6.6. Primeiridade, Secundidade e Terceiridade na Crítica

O que esse exercício de produção e de análise da produção crítica demonstra é que a aplicabilidade das categorias semióticas, ainda que indiretamente, não apenas nos leva ao entendimento de como a crítica faz parte da recepção das obras de dança, mas também oferece os indícios das diferentes formas como a crítica pode agir dentro de sua contribuição para a recepção, em novos graus de primeiridade, secundidade e terceiridade.

Na primeiridade, sobretudo a partir de um foco de sua construção enquanto existente concreto descolado da obra que discute, a crítica mostra uma preocupação com informar o evento artístico que aborda, assim apresentando a obra sob a consideração da importância de detectar suas propostas. Foi observado que, em dança, caracterizar a obra frequentemente apresenta uma ligação com a análise coreográfica, ou a análise do movimento que compõe a dança em questão, mas sem que seja deixado de lado o importante entendimento do evento apresentado como um todo, que se compõe de diversas partes, criadas por múltiplos indivíduos e dentro de variáveis e determinadas condições.

Assim, a primeiridade da crítica não apenas diz o que a obra é, mas também os motivos pelos quais ela é como é. A apresentação dessa caracterização não articula verdades absolutas acerca da obra, mas reflexões que precisam estar demonstradas e esclarecidas no texto crítico para que possam ser entendidas pelo leitor. Dessa forma, a primeiridade é fundamental para a construção dos referentes que são partilhados entre leitor e crítico, permitindo que, a partir deles, se encaminhem e se proponham — secundidade — e se discutam — terceiridade — entendimentos possíveis e ocorridos na recepção da obra.
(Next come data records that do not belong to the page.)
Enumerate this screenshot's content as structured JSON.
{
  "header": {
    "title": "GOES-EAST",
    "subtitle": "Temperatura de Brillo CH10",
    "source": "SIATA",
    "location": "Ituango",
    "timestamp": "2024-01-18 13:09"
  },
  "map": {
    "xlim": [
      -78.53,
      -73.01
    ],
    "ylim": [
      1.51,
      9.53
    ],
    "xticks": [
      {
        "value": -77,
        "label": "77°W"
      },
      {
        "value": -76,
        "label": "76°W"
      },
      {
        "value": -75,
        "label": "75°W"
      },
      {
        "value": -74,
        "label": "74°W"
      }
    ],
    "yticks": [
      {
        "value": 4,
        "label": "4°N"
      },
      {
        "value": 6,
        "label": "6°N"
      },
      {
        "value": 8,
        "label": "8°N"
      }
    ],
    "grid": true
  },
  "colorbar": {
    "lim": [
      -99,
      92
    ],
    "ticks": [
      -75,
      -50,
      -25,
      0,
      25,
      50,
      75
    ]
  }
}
Enquanto tratar daquilo que a obra é cumpre um papel imediato, discutir o que dela entender ou como ler dada obra opera tanto em uma função imediata quanto em uma função posterior, preservando a recepção das obras para a posteridade, e esclarecendo essa recepção através de uma seleção de referências que orientam e apresentam a chave de leitura proposta pela secundidade. Para demonstrar a leitura, a crítica articula as etapas de seu pensamento, mostrando

como se constrói tal proposta, assim, o “o que é” a obra funciona como a base para o “como entender” a obra.
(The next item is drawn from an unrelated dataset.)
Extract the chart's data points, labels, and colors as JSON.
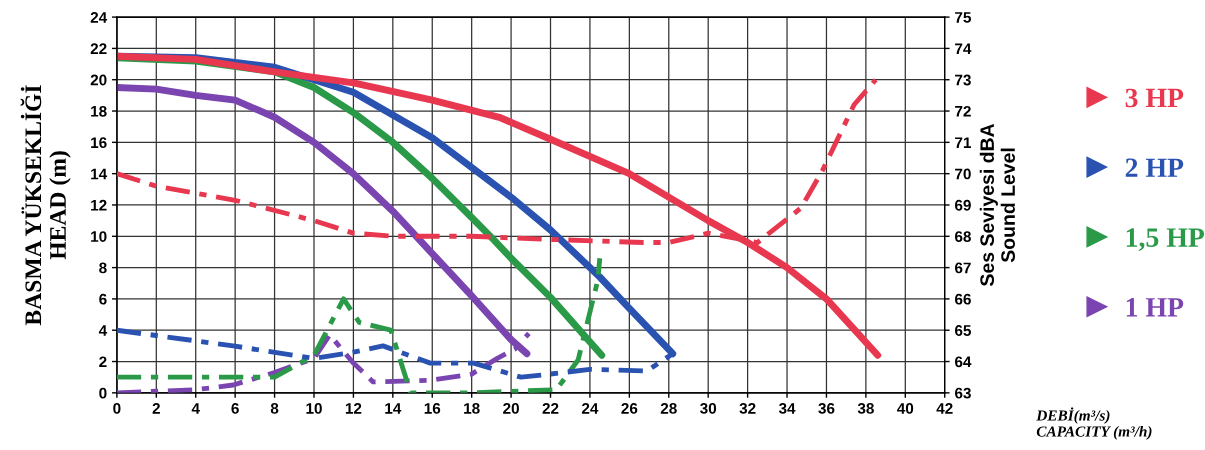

Características da modernidade artística frequentemente criam uma demanda por referências exteriores à obra para o seu entendimento, e a contextualização trabalha dentro dessa demanda para completar a informação acerca das condições e situações específicas de criação e de proposição de sentidos pelas obras.
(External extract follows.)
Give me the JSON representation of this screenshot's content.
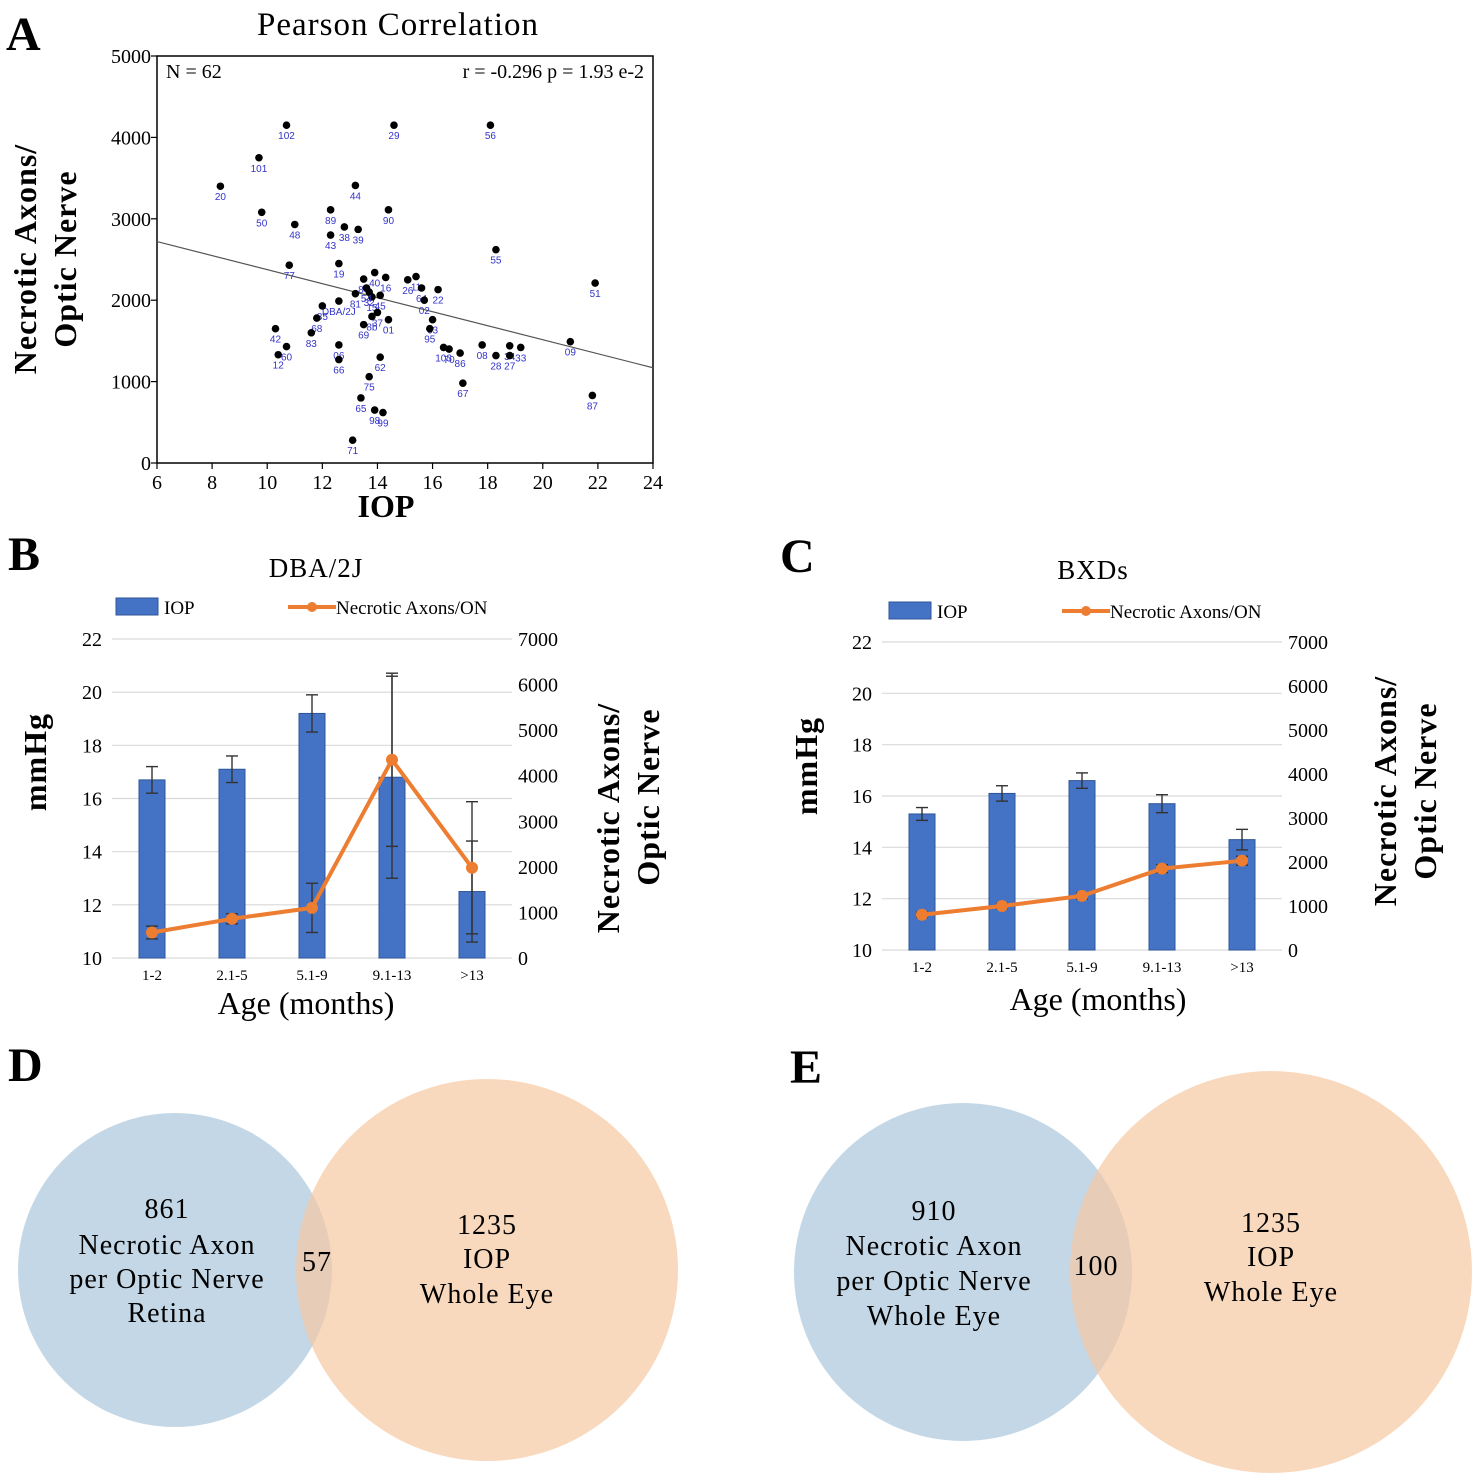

São múltiplas as formas observadas de apresentação e ênfase dos indícios encontrados nas obras para a orientação de suas leituras, esses indícios podendo aparecer de forma focal, colateral, ou até mesmo sendo programaticamente afastados do texto, em articulações que variam, também, o protagonismo dado às interpretações / entendimentos / leituras que o texto tenta orientar ou produzir.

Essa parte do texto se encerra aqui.